The second article looks at the process of diagnosis itself, and what difficulties psychiatrists face when trying to separate bizarre but normal childhood fantasy from troubling thoughts and feelings.

This is an especially difficult task in children who do not necessarily have the language or mental abilities to fully communicate their own experiences.

Both articles have video and a photo essay to accompany them. Presumably, more articles in the series will be forthcoming.

Link to NYT article ‘Living With Love, Chaos and Haley’.
Link to NYT article ‘What‚Äôs Wrong With a Child? Psychiatrists Often Disagree’.

2 thoughts on “The maze of child psychiatry”

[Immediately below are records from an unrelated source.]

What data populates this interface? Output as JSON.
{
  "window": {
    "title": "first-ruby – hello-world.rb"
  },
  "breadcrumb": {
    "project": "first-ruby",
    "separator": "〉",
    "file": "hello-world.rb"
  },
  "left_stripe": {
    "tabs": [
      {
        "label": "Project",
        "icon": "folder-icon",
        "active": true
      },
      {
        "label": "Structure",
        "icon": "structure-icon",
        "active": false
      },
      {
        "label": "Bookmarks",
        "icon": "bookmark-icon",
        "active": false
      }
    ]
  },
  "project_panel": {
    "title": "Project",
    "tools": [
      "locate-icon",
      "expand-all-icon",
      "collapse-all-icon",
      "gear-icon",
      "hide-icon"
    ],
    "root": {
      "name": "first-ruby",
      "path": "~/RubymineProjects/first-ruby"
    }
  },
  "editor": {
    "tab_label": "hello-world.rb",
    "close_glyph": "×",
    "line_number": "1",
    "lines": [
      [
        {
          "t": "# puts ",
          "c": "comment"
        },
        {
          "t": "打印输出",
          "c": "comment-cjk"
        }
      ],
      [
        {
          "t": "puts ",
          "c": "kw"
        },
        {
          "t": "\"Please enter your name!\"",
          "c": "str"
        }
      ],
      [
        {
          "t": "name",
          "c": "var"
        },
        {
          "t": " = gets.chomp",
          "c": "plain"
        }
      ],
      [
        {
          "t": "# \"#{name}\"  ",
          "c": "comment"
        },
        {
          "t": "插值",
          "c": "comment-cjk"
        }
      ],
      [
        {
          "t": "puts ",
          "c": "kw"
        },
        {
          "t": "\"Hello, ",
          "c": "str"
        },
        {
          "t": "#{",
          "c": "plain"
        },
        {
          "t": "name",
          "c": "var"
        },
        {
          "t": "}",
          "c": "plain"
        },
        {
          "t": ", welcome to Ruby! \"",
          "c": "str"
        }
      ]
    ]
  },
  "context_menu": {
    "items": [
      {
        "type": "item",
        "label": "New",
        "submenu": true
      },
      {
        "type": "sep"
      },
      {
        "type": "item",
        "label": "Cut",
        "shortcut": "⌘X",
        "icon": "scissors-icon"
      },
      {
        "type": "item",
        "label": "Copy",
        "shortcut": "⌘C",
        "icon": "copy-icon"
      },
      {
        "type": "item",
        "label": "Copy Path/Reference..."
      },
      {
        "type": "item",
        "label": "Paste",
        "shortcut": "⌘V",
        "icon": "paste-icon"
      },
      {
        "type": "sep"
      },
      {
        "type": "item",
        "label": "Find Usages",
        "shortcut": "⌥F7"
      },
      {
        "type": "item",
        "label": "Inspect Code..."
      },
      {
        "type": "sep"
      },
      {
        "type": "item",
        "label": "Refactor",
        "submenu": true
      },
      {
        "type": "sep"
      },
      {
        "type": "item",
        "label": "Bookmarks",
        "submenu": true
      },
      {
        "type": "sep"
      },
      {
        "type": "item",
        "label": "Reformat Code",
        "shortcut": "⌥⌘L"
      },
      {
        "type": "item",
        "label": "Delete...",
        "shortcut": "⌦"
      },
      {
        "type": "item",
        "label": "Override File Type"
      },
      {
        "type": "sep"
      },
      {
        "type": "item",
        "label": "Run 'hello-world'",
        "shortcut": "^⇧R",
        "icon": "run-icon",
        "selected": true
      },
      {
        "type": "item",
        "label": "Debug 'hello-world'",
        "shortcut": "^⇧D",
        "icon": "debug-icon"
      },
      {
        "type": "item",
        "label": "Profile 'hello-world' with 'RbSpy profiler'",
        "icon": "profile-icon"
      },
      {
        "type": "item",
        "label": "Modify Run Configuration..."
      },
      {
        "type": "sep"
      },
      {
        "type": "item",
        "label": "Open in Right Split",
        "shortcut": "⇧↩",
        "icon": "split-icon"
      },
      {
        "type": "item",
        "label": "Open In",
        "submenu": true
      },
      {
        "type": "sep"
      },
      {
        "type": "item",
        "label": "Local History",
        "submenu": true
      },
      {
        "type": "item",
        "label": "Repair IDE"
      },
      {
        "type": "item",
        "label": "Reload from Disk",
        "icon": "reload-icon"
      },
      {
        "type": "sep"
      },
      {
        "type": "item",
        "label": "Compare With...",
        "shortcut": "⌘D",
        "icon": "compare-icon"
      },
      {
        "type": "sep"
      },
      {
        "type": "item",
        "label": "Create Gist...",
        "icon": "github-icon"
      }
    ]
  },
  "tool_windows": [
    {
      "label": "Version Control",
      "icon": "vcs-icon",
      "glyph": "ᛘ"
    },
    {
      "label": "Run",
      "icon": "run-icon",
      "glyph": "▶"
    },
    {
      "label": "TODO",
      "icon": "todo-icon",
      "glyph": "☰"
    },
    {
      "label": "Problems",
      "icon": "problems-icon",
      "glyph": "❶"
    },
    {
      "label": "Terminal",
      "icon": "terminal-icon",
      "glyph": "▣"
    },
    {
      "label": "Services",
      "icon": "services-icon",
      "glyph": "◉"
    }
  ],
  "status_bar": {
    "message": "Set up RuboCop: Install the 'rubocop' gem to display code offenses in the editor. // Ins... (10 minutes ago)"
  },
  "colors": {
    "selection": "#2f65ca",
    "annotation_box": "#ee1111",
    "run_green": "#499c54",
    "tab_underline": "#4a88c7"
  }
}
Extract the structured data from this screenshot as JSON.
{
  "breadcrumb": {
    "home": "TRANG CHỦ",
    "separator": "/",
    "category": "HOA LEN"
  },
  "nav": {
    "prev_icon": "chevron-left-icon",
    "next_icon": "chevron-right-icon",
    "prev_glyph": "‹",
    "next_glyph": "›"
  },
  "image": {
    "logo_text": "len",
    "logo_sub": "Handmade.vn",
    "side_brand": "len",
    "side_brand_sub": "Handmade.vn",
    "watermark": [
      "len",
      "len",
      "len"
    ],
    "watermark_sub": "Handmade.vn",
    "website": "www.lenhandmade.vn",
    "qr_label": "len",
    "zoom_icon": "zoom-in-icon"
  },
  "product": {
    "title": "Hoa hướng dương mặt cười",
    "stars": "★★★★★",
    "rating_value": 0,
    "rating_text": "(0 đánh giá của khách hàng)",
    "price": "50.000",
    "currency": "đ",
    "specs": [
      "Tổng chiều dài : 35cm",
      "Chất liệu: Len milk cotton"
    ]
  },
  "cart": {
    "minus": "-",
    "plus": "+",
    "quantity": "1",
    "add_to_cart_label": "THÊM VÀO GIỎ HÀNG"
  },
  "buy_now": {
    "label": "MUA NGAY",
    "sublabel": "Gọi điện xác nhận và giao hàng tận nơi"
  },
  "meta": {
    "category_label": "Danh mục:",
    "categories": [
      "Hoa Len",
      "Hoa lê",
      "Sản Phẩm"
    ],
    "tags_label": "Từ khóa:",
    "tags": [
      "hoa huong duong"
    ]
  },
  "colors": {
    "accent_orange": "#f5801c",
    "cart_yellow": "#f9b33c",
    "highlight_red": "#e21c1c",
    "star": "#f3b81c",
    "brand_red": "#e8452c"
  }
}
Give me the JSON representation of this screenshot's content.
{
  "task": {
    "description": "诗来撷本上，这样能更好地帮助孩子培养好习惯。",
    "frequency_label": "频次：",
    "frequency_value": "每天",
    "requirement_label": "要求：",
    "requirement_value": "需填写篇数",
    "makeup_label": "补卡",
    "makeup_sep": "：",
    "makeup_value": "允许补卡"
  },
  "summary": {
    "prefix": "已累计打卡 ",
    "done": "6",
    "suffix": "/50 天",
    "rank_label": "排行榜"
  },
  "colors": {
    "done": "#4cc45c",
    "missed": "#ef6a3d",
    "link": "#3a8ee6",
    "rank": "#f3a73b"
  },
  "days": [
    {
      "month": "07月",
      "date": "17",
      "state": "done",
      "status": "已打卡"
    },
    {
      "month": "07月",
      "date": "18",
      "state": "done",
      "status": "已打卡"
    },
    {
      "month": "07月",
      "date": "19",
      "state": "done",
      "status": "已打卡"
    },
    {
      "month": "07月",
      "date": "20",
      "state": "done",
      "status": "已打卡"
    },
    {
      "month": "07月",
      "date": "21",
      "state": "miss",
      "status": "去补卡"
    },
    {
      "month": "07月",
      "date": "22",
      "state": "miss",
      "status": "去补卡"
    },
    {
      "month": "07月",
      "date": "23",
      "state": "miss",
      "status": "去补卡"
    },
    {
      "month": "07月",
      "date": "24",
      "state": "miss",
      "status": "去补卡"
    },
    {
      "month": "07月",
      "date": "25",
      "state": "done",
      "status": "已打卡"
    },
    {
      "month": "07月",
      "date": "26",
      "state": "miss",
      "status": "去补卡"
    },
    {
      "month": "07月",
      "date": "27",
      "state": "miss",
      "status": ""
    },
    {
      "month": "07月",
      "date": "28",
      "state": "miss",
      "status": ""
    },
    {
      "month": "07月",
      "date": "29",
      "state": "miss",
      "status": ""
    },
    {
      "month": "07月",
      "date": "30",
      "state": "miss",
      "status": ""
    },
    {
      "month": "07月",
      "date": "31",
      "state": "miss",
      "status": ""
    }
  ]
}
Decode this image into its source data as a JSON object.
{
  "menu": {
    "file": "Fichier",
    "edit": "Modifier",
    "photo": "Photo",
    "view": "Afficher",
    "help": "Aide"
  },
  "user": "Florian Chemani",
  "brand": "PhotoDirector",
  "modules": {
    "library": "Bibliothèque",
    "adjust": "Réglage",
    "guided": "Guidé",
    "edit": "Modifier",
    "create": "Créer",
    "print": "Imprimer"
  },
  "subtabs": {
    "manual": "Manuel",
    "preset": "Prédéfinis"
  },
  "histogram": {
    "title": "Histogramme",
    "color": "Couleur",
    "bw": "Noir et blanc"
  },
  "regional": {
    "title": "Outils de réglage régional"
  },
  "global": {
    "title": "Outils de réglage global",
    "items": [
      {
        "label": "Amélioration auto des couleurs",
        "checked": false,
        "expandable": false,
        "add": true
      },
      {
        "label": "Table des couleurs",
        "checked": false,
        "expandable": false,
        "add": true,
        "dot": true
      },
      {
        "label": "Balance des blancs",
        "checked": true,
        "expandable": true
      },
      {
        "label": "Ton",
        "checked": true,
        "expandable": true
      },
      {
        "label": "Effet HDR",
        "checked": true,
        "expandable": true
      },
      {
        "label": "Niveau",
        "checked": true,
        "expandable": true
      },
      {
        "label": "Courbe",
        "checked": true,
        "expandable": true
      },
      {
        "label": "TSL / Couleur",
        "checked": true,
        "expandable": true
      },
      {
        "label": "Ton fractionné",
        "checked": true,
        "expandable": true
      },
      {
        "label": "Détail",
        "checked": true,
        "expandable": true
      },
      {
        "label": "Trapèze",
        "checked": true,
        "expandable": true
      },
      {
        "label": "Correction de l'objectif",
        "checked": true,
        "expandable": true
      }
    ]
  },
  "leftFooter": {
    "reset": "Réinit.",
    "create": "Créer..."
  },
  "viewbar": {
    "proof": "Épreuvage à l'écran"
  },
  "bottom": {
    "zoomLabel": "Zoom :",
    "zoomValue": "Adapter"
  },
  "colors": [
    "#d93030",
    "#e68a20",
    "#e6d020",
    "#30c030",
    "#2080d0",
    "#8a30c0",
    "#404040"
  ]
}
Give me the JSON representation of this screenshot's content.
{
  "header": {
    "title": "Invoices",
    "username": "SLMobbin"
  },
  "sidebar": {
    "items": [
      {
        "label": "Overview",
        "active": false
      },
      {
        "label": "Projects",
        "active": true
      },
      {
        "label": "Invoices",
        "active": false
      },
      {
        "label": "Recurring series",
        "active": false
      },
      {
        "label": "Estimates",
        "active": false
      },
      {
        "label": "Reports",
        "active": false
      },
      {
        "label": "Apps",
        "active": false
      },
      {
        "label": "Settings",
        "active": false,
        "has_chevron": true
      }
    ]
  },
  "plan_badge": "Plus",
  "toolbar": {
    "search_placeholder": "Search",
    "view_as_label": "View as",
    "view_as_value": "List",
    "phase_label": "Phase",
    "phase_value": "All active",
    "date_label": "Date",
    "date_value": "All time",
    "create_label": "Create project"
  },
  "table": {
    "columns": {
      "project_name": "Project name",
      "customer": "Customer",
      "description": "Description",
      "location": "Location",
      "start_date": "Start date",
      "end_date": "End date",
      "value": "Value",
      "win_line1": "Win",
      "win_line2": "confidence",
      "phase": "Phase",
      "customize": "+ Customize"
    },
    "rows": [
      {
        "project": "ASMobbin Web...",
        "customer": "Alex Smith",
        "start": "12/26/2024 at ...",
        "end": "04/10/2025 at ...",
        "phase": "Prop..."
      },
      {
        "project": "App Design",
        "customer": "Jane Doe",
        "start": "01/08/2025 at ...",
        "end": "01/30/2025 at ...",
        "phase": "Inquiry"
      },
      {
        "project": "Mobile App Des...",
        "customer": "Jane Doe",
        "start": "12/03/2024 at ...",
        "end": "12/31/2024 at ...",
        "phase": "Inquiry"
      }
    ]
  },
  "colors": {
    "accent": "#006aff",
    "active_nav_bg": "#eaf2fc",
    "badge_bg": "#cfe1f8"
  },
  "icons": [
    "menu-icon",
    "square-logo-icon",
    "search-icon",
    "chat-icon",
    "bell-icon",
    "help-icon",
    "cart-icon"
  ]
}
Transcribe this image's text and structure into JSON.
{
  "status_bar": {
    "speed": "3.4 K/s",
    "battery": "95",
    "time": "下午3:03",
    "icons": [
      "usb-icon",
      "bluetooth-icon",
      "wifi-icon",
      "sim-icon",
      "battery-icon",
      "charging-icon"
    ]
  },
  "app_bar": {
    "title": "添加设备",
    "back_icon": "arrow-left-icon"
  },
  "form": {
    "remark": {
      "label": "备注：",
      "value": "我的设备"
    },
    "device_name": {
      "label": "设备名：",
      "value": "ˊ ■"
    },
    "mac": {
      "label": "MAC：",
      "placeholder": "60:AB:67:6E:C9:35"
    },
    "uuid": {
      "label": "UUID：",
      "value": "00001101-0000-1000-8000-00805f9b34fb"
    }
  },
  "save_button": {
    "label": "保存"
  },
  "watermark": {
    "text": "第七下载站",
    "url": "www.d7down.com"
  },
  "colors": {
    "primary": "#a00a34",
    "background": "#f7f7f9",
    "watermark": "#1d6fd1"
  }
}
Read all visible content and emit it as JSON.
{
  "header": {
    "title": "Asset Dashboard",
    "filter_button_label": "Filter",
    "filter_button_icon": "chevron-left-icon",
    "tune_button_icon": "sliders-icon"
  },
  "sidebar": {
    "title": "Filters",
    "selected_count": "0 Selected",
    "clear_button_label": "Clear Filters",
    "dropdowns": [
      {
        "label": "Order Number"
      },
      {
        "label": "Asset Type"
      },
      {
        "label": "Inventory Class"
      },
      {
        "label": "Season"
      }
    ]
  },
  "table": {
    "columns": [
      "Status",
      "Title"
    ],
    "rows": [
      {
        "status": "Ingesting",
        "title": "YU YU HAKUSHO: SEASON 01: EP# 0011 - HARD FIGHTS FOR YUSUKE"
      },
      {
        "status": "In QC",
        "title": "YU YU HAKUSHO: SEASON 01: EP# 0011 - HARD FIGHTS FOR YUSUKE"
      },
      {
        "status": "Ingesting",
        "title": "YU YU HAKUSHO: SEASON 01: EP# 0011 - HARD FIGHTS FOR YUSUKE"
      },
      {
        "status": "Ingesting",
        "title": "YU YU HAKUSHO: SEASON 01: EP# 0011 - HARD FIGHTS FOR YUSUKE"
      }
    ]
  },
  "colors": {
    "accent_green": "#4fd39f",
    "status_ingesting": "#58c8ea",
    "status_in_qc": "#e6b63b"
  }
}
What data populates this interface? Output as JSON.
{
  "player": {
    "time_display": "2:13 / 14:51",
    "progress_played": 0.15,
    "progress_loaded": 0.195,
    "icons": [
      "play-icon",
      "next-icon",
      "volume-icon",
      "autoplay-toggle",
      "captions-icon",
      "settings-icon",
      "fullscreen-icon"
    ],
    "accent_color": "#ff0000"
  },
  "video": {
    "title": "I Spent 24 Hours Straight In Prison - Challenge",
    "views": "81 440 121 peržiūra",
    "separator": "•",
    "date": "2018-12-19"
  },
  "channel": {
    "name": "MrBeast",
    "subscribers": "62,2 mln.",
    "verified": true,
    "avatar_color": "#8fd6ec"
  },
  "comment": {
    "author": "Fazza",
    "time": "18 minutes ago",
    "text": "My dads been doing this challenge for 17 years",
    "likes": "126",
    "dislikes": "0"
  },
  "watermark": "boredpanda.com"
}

  1. My issue is Zyprexa which is only FDA approved for schizophrenia (.5-1% of pop) and some bipolar (2% pop) and then an even smaller percentage of theses two groups.
    So how does Zyprexa get to be the 7th largest drug sale in the world?
    Eli Lilly is in deep trouble for using their drug reps to ‘encourage’ doctors to write zyprexa for non-FDA approved ‘off label’ uses.
    The drug causes increased diabetes risk,and medicare picks up all the expensive fallout.There are now 7 states (and counting) going after Lilly for fraud and restitution.

    Daniel Haszard

  2. I believe bipolar is basically a stress disorder, and if a child is being diagnosed with it, I would worry more about the parents. I’ve only seen bipolar, self included, in poeple who were under stress, had used drugs, or had some other de-stabilizing influence in their lives.